Effect of the Invention

The present invention provides a method or a test system for detecting a tumor promoter in a simple manner within a short period of time and at low cost, the method using a marker-gene and thus obviating the need for long-term culturing and observation of focus formation in a conventional method, i.e., an in vitro test system using cultured cells.

The present invention provides a marker-gene that can be utilized in a method of detecting a tumor promoter by determining changes in the expression level of a specific gene in cultured cells, instead of observing focus formation in a transformation assay for predicting carcinogenicity as a tumor promoter using cultured cells.

The tumor promoter can be detected by examining the expression level of the marker-gene of the present invention.

When the tumor promoter detection method of the present invention is applied to a conventional transformation assay using cultured cells, the test can be performed in a simple manner without the need for an expensive measuring apparatus, microscopic observation, autopsy, i.e., without requiring experts having skill and expertise in pathological examination.

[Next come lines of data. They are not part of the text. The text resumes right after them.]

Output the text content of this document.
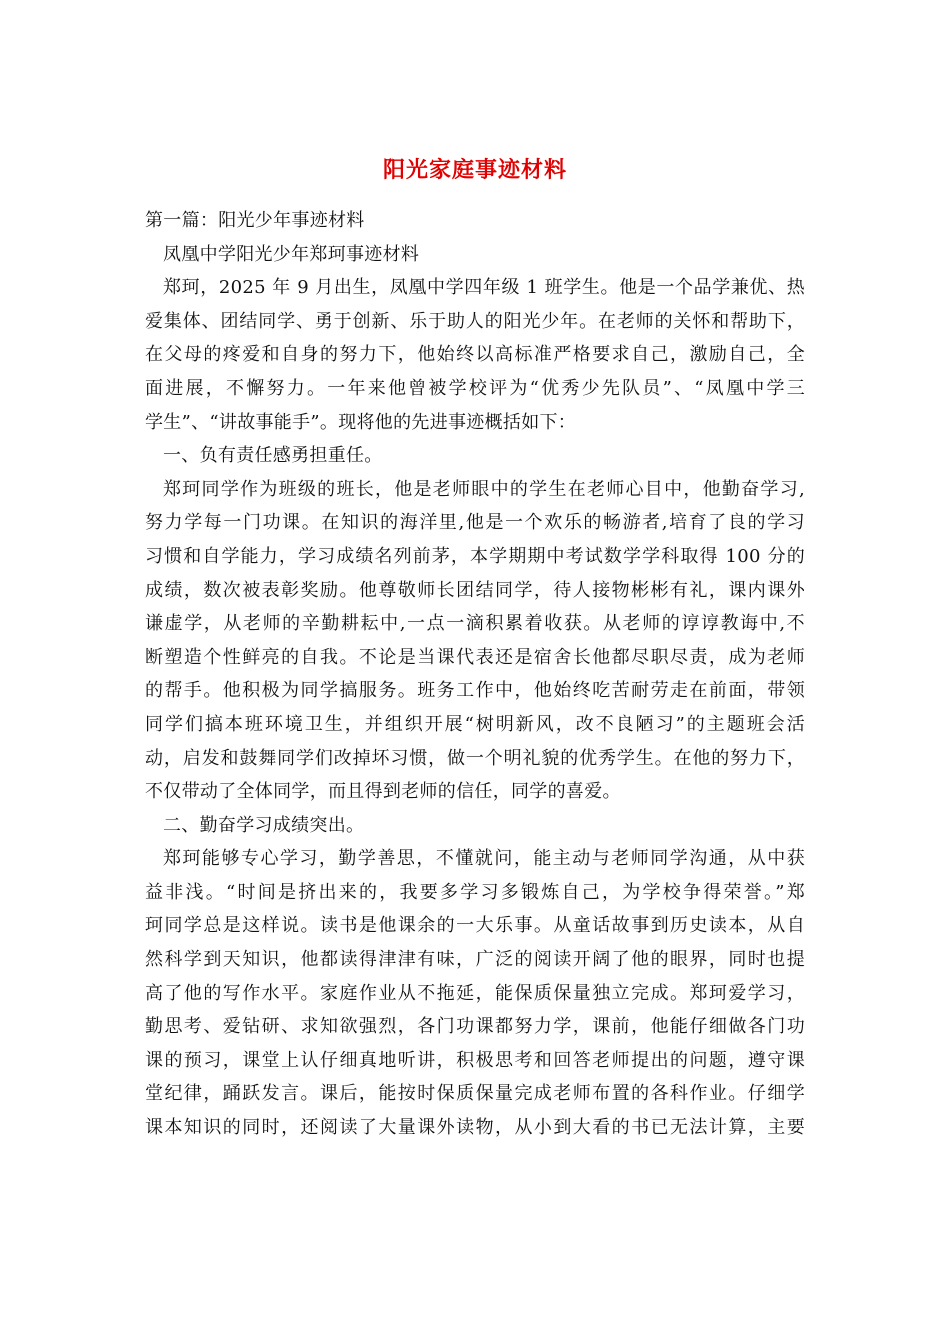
阳光家庭事迹材料

第一篇：阳光少年事迹材料

凤凰中学阳光少年郑珂事迹材料

郑珂，2025 年 9 月出生，凤凰中学四年级 1 班学生。他是一个品学兼优、热

爱集体、团结同学、勇于创新、乐于助人的阳光少年。在老师的关怀和帮助下，

在父母的疼爱和自身的努力下，他始终以高标准严格要求自己，激励自己，全

面进展，不懈努力。一年来他曾被学校评为“优秀少先队员”、“凤凰中学三

学生”、“讲故事能手”。现将他的先进事迹概括如下：

一、负有责任感勇担重任。

郑珂同学作为班级的班长，他是老师眼中的学生在老师心目中，他勤奋学习,

努力学每一门功课。在知识的海洋里,他是一个欢乐的畅游者,培育了良的学习

习惯和自学能力，学习成绩名列前茅，本学期期中考试数学学科取得 100 分的

成绩，数次被表彰奖励。他尊敬师长团结同学，待人接物彬彬有礼，课内课外

谦虚学，从老师的辛勤耕耘中,一点一滴积累着收获。从老师的谆谆教诲中,不

断塑造个性鲜亮的自我。不论是当课代表还是宿舍长他都尽职尽责，成为老师

的帮手。他积极为同学搞服务。班务工作中，他始终吃苦耐劳走在前面，带领

同学们搞本班环境卫生，并组织开展“树明新风，改不良陋习”的主题班会活

动，启发和鼓舞同学们改掉坏习惯，做一个明礼貌的优秀学生。在他的努力下，

不仅带动了全体同学，而且得到老师的信任，同学的喜爱。

二、勤奋学习成绩突出。

郑珂能够专心学习，勤学善思，不懂就问，能主动与老师同学沟通，从中获

益非浅。“时间是挤出来的，我要多学习多锻炼自己，为学校争得荣誉。”郑

珂同学总是这样说。读书是他课余的一大乐事。从童话故事到历史读本，从自

然科学到天知识，他都读得津津有味，广泛的阅读开阔了他的眼界，同时也提

高了他的写作水平。家庭作业从不拖延，能保质保量独立完成。郑珂爱学习，

勤思考、爱钻研、求知欲强烈，各门功课都努力学，课前，他能仔细做各门功

课的预习，课堂上认仔细真地听讲，积极思考和回答老师提出的问题，遵守课

堂纪律，踊跃发言。课后，能按时保质保量完成老师布置的各科作业。仔细学

课本知识的同时，还阅读了大量课外读物，从小到大看的书已无法计算，主要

Furthermore, the number of days required for the test, which is about 20 days after addition of the test substance in the conventional method, can be greatly reduced to about 3 to about 4 days.

BRIEF DESCRIPTION OF THE DRAWINGS

The abbreviations in the Figures stand for the following:

control or cont: negative control, VitCNa: sodium ascorbate, TBHQ: t-butylhydroquinone, As: sodium arsenite, Ins: insulin, LA: lithocholic acid, PB: phenobarbital sodium, NaVO: sodium orthovanadate, ZnCl or Zn: zinc chloride, TPA: phorbol 12-myristate 13-acetate, SS: saccharin sodium, OK: okadaic acid, Per: perylene, BA: benz[a]anthracene, Chr: chrysene, 1-NN: 1-nitronaphthalene, Nap: naphthalene, MNNG: N-methyl-N′-nitro- N-nitrosoguanidine, Mannit: D-mannitol, Menth: DL-menthol, Pro: progesterone, TGFβ1: transforming growth factor, SDM: sulfadimethoxine, KA: kojic acid, BHA: butylhydroxyanisol, Atz: atrazine, VitE: DL-α-tocopherol, 1NP: 1-nitropyrene, Phorb: phorbol, Eug: eugenol, PG: propyl gallate, Cys: L-cysteine hydrochloride, and Phen: phenacetin.

FIG. 1 shows a relationship between the number of foci formed in a BALB/c 3T3 transformation assay, and the number of genes, among the marker genes shown in generic group A, whose expression levels are up-regulated by more than 1.5-fold compared to the negative control, as determined by DNA microarray assay. When two or more of the genes are expressed at levels up-regulated by more than 1.5-fold compared to the negative control, the number of foci increases, and the test substance is evaluated as having tumor-promoting activity.

FIG. 2 shows a relationship between the number of foci formed in a BALB/c 3T3 transformation assay, and the sum of the expression levels of the marker genes shown in generic group A relative to the negative control, as determined by DNA microarray assay. When the sum of the expression levels relative to the negative control is 38 or more, the number of foci increases, and the test substance is evaluated as having tumor-promoting activity.

FIG. 3 shows the results of cluster analysis using the marker genes of generic group A. Whether the test substance is a tumor promoter (shown by a bold line) can be determined from the genealogical tree shown at the top of FIG. 3.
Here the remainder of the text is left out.